Some of these people I will write about in future postings.

When I enter a client’s home for the first time, there’s always that brief moment of awkward examination in which I, standing in front of the still-open door, am given the quick once-over.  Her eyes (it’s usually a ‘her’) send out laser-like beams that scan me from my bald head to my cheap hiking boots, reflecting off my bike helmet and high-viz cycling jacket, glancing at my weathered bag of handyman tools before concluding that I must be somewhat trustworthy.  I maintain the smile on my face until the mental probing is complete, after which I am nearly always offered a complimentary cup of tea.

With hot cuppa in hand I’m typically taken through the house, guided as if the client has resigned herself to the realisation that the top-secret activities that occur under her roof are somehow about to be revealed to this tall, smiling stranger.  I follow as she points out, room by room, all of the various jobs that require repair, renovation, alteration, assembly, mounting, hanging or any other item on her list that falls within the jurisdiction of my skills.

It’s about now that I begin to feel like a bit of a trespasser.  How easy it was, I think to myself, to enter this person’s home and almost immediately gain her trust.  I consider the possibility that her need for my services must have been so desperate as to welcome the first capable volunteer into her home no-questions-asked.  Indeed as I entertain this thought, she commonly makes some malignant remark about her husband’s lack of proficiency around the family toolbox.  Sometimes, even before my tea is cold, she’ll hand over her spare set of house keys and head out to her nondescript office job or fire up the pram to attend the nearest Mom-and-Baby oestrogen-fest.

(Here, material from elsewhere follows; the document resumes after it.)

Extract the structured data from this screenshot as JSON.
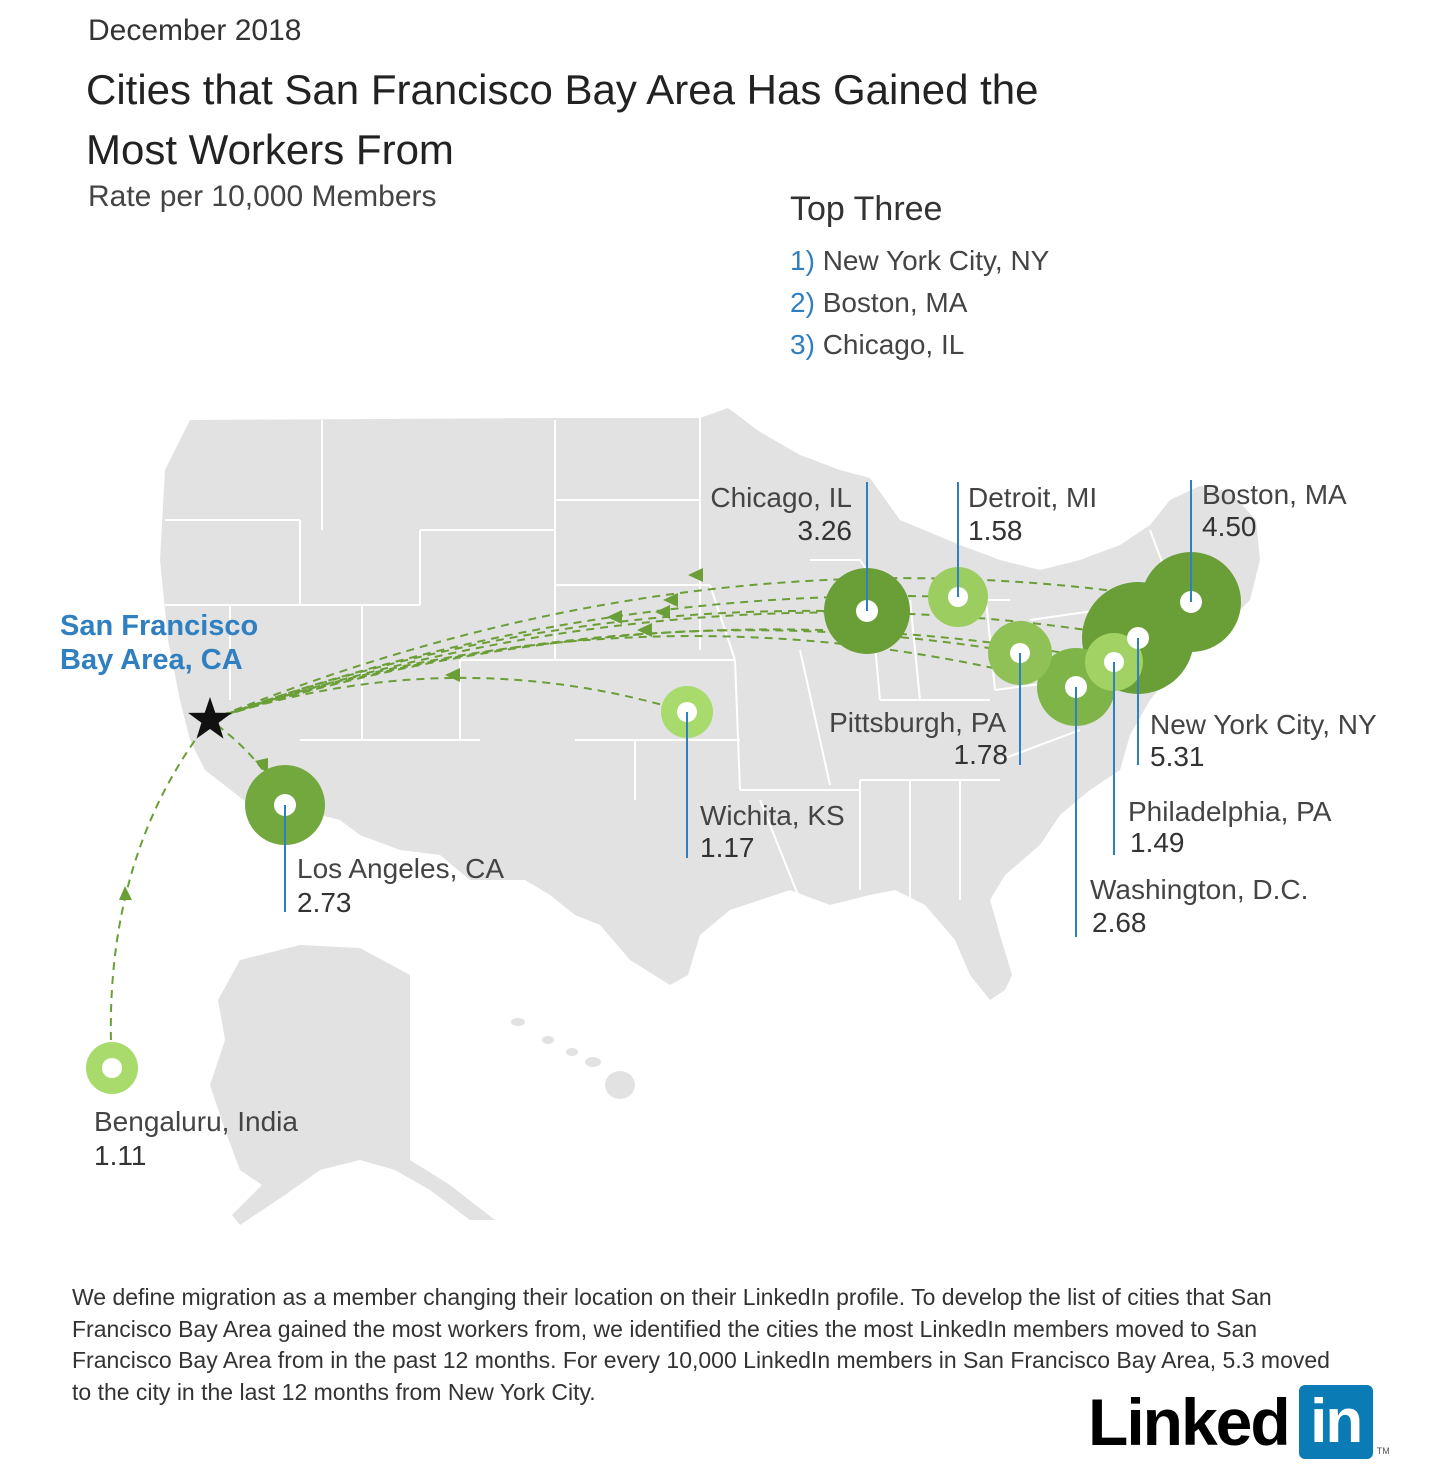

So there I am, alone in a stranger’s house, moving freely, tools in hand and the iPod on shuffle.  And I go about my business knowing I have the confidence of my employer-of-the-day.  Not that I’d ever do anything untoward; I never snoop, pry, meddle or enter any room I hadn’t been invited into.  Still, this is my office, at least for today.

Often she will stick around while I work.  She doesn’t hover, exactly, but she does find it useful to make herself available, ensuring, for example, I hang the mirror another half-inch to the left or adding at the last minute, ‘While you’re here, could you just …’

It very quickly becomes a symbiotic relationship, one in which both parties recognise the unique dynamic.  She’s just granted me entry into some of the most intimate corners of her home and I acknowledge her trust by carrying out my work with care.  Although I never quite have the heart to tell her I’m not really a big fan of tea.